The lab is run by the US CDC and based at the Uganda Virus Research Institute (UVRI) to test tissue samples from patients demonstrating symptoms of the viral hemorrhagic fever. Thanks to its proximity, it has helped speed up the response and for now, the outbreak seems to be under control. It’s an advantage to have sophisticated surveillance labs in the parts of the world directly affected by viral infections.
The lab was initially set up in 2007 after the outbreak of a newly discovered strain of Ebola, named Bundibugyo that killed 42 people. When this outbreak subsided in 2008, the CDC invested in a permanent facility, which features biosafety-level-3, enough to diagnose viruses from tissue samples but not enough to grow virus-infected cells for more sophisticated analyses.

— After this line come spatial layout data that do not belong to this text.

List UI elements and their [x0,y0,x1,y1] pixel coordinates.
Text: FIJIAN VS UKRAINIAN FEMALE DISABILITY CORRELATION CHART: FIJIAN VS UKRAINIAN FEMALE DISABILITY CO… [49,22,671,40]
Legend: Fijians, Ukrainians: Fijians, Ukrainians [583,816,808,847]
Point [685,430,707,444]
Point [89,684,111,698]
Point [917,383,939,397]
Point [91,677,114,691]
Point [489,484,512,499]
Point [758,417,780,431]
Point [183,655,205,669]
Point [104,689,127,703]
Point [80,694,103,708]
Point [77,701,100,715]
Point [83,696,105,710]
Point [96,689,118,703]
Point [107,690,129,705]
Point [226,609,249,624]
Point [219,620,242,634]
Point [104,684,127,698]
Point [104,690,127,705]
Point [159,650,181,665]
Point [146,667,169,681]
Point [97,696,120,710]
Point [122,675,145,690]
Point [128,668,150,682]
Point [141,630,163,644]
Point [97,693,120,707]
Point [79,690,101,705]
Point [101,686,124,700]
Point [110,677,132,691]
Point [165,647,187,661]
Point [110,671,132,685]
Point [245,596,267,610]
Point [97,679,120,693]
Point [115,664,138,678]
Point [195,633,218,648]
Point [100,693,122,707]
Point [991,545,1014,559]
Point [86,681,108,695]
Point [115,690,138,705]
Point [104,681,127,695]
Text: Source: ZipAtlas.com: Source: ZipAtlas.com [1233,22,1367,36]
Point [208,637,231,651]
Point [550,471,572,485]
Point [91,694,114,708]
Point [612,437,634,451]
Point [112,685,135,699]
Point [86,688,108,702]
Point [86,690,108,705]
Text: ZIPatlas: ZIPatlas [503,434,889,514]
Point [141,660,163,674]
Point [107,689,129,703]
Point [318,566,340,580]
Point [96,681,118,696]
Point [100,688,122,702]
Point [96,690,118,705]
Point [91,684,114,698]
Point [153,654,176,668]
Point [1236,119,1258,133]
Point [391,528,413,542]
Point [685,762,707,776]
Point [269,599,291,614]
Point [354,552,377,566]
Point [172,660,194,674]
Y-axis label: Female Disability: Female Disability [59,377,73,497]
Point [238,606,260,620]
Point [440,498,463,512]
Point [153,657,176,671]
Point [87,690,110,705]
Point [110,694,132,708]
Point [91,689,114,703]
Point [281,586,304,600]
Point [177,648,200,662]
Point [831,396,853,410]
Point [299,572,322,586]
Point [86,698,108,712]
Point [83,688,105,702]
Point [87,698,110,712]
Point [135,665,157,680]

There have been three Ebola outbreaks in Uganda since 2000, so the lab should help diagnose future outbreaks early. Previously, samples would have to be airlifted to high-containment labs in the US or Africa, which could take weeks instead of hours. Due to the proximity to outbreak areas, it’s also possible to keep tabs of large tissue samples of the local population since the lab can go back and forth to the epicenter of the epidemic daily.